What is now Clermont was “farmed” by Native Americans who systematically burned the Shenandoah Valley to produce an environment in which game could be produced (hardwood forests) and hunted (grassland savannahs), an environment commented upon by early European settlers.
The Europeans in turn farmed based on their experience in the cultures from which they came, and in response to these local environmental conditions, labor available, and to market demand. With the increasing world-wide demand for wheat from the middle of the 18th century, the Shenandoah Valley became the American South’s most substantial producer.
Clermont not only participated in that boom, but was itself a champion producer, using enslaved labor to accomplish it. Despite this, Valley farmers and the owners of Clermont were not mono-culturists, but practitioners of what cultural geographers call “general mixed farming”. In general they produced at least as much corn as they did wheat, along with other grains, and they raised a wide variety of stock
In the Valley and at Clermont, this practice of general mixed farming continued up to the middle of the 20th century, characterized by diversity of enterprise, which supported sustainability. After 1950, Clermont’s land was often rented, or a small cow-calf operation continued, but infrastructure (land, herds, buildings, fencing) deteriorated.
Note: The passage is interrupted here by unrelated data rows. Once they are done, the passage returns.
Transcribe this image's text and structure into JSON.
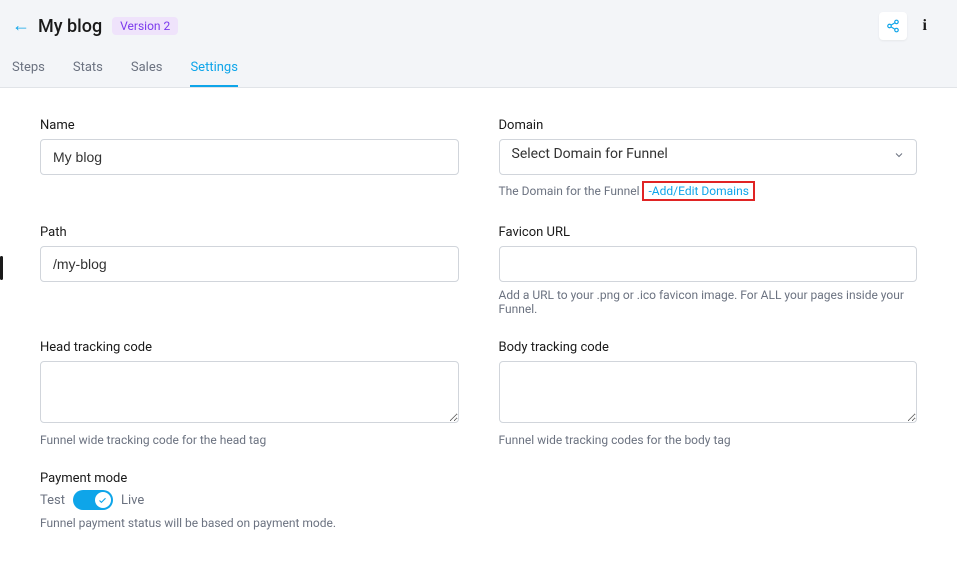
{
  "header": {
    "title": "My blog",
    "version_badge": "Version 2",
    "share_icon": "share-icon",
    "info_icon": "info-icon"
  },
  "tabs": [
    {
      "label": "Steps",
      "active": false
    },
    {
      "label": "Stats",
      "active": false
    },
    {
      "label": "Sales",
      "active": false
    },
    {
      "label": "Settings",
      "active": true
    }
  ],
  "fields": {
    "name": {
      "label": "Name",
      "value": "My blog"
    },
    "domain": {
      "label": "Domain",
      "selected": "Select Domain for Funnel",
      "help_prefix": "The Domain for the Funnel",
      "link_text": "-Add/Edit Domains"
    },
    "path": {
      "label": "Path",
      "value": "/my-blog"
    },
    "favicon": {
      "label": "Favicon URL",
      "value": "",
      "help": "Add a URL to your .png or .ico favicon image. For ALL your pages inside your Funnel."
    },
    "head_tracking": {
      "label": "Head tracking code",
      "value": "",
      "help": "Funnel wide tracking code for the head tag"
    },
    "body_tracking": {
      "label": "Body tracking code",
      "value": "",
      "help": "Funnel wide tracking codes for the body tag"
    },
    "payment_mode": {
      "label": "Payment mode",
      "left": "Test",
      "right": "Live",
      "help": "Funnel payment status will be based on payment mode."
    }
  }
}
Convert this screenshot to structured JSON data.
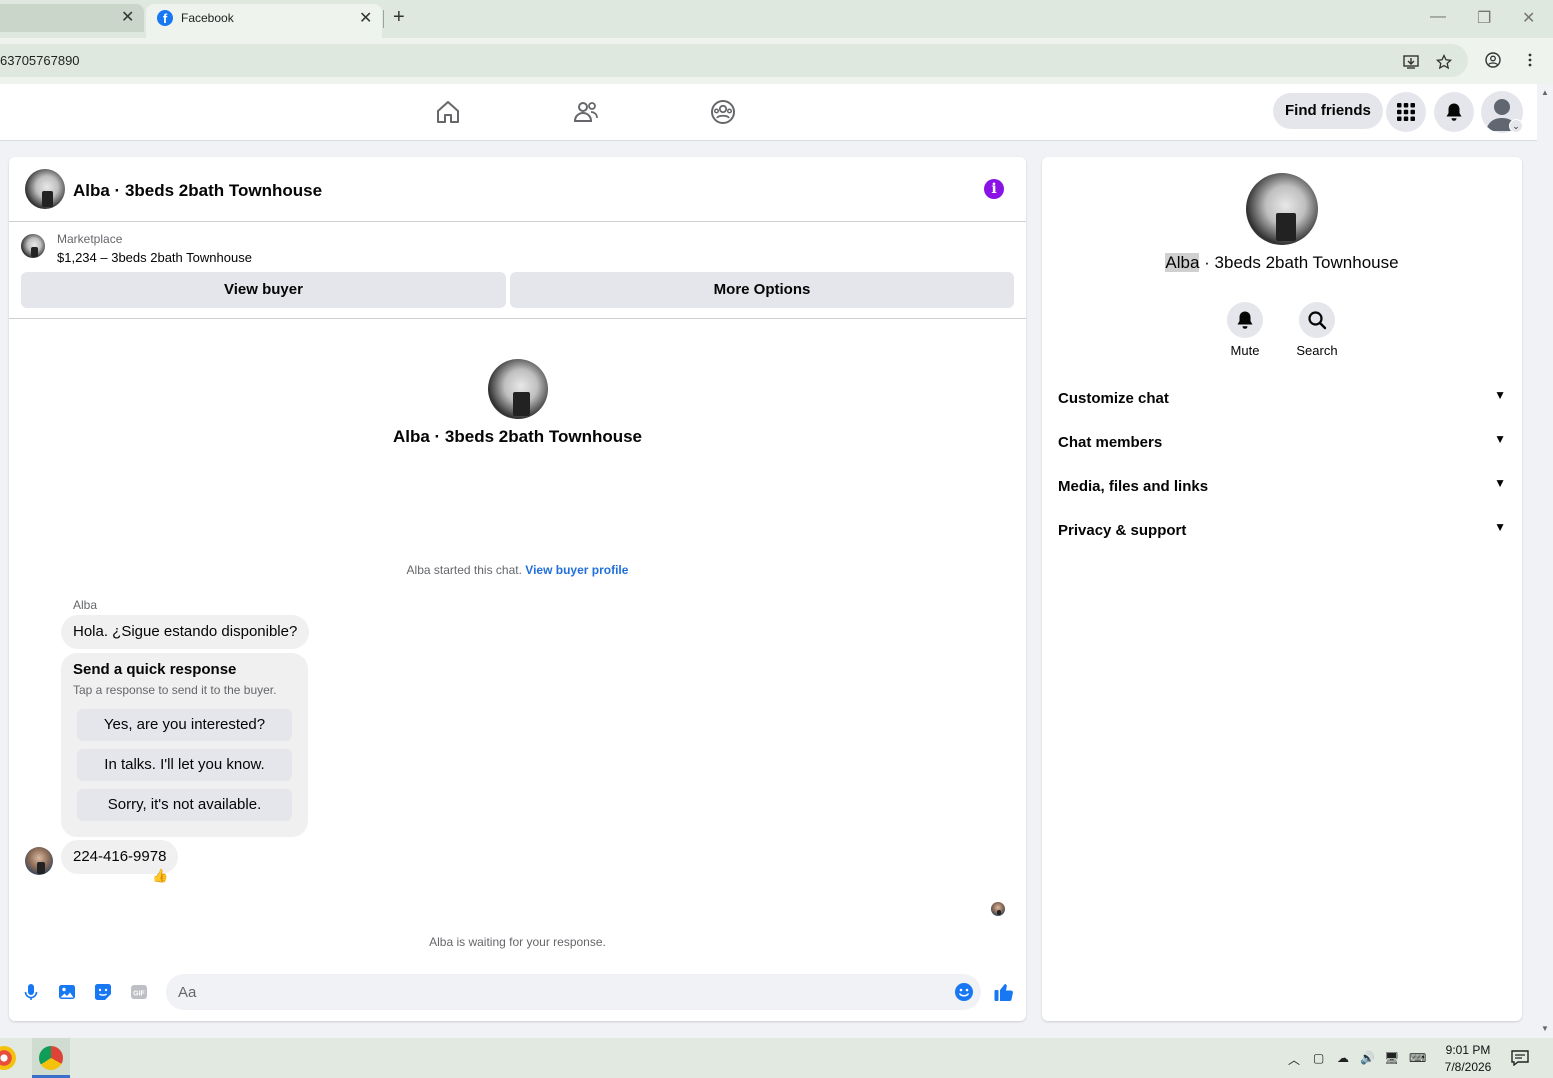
{
  "browser": {
    "tab_active_title": "Facebook",
    "url_fragment": "63705767890",
    "new_tab_symbol": "+",
    "close_symbol": "✕"
  },
  "fb_header": {
    "find_friends": "Find friends"
  },
  "chat": {
    "title": "Alba · 3beds 2bath Townhouse",
    "marketplace_label": "Marketplace",
    "listing": "$1,234 – 3beds 2bath Townhouse",
    "view_buyer": "View buyer",
    "more_options": "More Options",
    "center_name": "Alba · 3beds 2bath Townhouse",
    "started_text": "Alba started this chat.",
    "view_buyer_profile": "View buyer profile",
    "sender": "Alba",
    "message1": "Hola. ¿Sigue estando disponible?",
    "quick_title": "Send a quick response",
    "quick_sub": "Tap a response to send it to the buyer.",
    "quick_options": [
      "Yes, are you interested?",
      "In talks. I'll let you know.",
      "Sorry, it's not available."
    ],
    "message2": "224-416-9978",
    "reaction": "👍",
    "waiting": "Alba is waiting for your response.",
    "composer_placeholder": "Aa"
  },
  "info_panel": {
    "name_highlight": "Alba",
    "name_rest": " · 3beds 2bath Townhouse",
    "mute": "Mute",
    "search": "Search",
    "sections": [
      "Customize chat",
      "Chat members",
      "Media, files and links",
      "Privacy & support"
    ]
  },
  "taskbar": {
    "time": "9:01 PM",
    "date": "7/8/2026"
  },
  "colors": {
    "fb_blue": "#1877f2",
    "info_purple": "#8a12e6",
    "link_blue": "#216fdb"
  }
}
Both the gifts to the State and to the Foundation in 2004 emphasized the continuation of active production agriculture, primarily in order to maintain what was an historic agricultural landscape as such (based on the knowledge that farms that are not farmed become forests, or houses), but also to support a locally-disappearing agricultural sector. The Foundation as manager of the 360-acre site looked for ways to make this condition sustainable in the 21st century, without the lower-cost labor prevalent until the 1950’s.
From research on the history of farm, talks with farmers and Extension Agents, and from analyses performed by students and faculty at Virginia Tech, came several pathways: improvements in the quality and consistency of animal herds, greater diversity of enterprise, marketing related to increasing demand for local production and distribution, etc.
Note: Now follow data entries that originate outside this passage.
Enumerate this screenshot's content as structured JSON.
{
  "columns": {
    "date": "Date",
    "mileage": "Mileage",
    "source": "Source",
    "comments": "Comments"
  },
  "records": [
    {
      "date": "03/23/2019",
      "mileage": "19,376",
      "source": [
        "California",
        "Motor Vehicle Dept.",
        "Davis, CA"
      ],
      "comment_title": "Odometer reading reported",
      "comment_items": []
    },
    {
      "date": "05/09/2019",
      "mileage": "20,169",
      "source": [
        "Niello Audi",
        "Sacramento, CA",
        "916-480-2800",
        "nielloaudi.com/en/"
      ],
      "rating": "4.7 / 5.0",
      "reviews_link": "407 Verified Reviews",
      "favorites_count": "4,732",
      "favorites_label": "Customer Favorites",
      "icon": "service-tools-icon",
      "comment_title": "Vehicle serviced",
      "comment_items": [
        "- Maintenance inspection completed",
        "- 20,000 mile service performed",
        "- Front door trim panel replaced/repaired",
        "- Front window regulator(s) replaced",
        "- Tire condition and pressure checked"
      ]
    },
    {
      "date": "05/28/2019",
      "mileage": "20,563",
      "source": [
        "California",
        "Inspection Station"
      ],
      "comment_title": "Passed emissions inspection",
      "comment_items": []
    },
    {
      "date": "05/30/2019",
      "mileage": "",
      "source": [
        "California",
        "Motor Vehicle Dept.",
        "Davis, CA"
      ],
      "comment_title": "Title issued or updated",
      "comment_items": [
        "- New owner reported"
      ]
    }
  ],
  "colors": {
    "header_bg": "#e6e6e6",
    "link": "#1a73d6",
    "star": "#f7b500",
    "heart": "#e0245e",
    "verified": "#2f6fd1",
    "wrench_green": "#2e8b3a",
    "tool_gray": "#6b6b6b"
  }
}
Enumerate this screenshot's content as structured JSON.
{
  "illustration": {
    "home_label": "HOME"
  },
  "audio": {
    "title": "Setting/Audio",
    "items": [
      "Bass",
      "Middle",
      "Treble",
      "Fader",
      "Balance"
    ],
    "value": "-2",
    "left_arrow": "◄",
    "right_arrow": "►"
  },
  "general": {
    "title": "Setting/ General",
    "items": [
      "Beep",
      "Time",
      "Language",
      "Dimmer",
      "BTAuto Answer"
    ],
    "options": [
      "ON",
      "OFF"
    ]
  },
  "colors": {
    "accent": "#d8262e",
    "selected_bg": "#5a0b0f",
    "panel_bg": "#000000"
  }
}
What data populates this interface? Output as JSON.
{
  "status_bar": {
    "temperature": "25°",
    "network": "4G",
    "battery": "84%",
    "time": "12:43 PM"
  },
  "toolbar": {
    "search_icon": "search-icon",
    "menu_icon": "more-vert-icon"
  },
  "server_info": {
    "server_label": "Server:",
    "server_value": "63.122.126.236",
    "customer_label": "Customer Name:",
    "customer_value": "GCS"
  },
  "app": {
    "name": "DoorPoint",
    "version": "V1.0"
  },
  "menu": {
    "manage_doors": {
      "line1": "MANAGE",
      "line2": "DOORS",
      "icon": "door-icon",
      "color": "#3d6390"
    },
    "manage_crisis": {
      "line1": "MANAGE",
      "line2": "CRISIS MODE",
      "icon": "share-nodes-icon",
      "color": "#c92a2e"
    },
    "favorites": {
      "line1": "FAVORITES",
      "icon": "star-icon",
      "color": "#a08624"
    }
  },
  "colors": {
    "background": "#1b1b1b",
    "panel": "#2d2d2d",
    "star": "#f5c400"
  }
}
With a renewed commitment to production agriculture, and an additional educational mission, the Department and the Foundation have worked to bring back the infrastructure of the farm, to diversify enterprise (sheep were added to beef cattle, and now pigs), to adopt best practices, consider sustainability throughout, and to develop new partnerships – in other words, modern, positive historic preservation which contributes to the present.
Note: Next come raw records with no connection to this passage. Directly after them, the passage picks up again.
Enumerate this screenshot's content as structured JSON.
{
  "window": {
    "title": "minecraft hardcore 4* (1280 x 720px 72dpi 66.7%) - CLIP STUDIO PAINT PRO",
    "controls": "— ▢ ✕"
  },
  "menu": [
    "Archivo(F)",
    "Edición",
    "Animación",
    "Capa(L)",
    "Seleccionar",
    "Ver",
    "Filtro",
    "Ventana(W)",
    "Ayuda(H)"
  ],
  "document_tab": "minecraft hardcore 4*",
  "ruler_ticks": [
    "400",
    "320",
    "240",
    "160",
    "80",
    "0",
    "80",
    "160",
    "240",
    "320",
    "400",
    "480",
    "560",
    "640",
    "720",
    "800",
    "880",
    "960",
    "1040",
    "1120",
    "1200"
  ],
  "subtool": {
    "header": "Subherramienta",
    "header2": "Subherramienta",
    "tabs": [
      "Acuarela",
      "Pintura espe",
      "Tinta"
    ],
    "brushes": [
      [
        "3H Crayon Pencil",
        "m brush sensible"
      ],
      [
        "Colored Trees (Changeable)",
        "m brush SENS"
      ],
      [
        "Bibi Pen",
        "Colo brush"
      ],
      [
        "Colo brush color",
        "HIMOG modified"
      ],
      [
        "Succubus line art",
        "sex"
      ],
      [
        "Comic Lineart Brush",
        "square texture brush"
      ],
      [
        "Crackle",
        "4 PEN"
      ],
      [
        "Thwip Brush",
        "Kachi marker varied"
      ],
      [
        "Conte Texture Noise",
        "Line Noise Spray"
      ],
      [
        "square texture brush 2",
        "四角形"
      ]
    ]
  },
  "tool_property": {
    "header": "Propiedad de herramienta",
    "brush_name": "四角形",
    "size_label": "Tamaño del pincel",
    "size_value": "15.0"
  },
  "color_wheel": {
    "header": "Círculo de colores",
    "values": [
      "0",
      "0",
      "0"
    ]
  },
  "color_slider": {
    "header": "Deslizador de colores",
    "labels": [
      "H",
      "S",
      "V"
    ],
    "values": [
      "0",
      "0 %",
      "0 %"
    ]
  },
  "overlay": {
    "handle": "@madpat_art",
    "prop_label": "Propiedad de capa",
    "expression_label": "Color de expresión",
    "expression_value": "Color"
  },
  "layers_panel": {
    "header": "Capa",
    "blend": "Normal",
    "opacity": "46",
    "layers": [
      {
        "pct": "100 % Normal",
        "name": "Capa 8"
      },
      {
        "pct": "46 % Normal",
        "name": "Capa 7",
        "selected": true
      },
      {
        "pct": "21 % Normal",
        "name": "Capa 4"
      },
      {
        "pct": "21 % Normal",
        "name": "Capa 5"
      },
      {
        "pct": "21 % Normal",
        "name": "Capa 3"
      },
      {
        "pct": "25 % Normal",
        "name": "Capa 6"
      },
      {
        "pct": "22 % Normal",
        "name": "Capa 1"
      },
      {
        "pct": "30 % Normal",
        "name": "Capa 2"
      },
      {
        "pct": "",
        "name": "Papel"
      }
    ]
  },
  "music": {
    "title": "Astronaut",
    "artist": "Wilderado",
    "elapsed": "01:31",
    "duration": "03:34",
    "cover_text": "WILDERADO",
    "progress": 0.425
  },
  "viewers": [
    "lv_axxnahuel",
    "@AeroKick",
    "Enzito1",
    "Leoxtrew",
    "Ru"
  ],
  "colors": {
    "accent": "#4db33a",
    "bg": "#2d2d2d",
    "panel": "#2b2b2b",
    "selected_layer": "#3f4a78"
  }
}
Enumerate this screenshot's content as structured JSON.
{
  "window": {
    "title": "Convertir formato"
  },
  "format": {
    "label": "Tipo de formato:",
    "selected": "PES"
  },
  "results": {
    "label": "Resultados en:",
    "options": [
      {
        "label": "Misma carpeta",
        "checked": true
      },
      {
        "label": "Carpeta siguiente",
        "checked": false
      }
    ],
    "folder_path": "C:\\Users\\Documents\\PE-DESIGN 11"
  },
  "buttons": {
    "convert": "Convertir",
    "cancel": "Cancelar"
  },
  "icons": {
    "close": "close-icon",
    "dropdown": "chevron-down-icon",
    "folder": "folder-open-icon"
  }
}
These partnerships include agreements with the Clarke County Public Schools and Farm Bureau to support agricultural education as a “lab” facility, with Extension Services to provide class sites, and with Virginia Tech and its Middleburg Agricultural Research and Extension Center for shared professional management, student training and research opportunities at the two-year, four-year, and graduate levels, and field demonstration projects (silvo-pasture, etc.). to help local farmers assess new practices.
Clermont is indeed a very historic farm, but in its case its “historic preservation” means it is today a modern working farm, which also serves the interests of agricultural education and strengthening the future of agriculture in Virginia.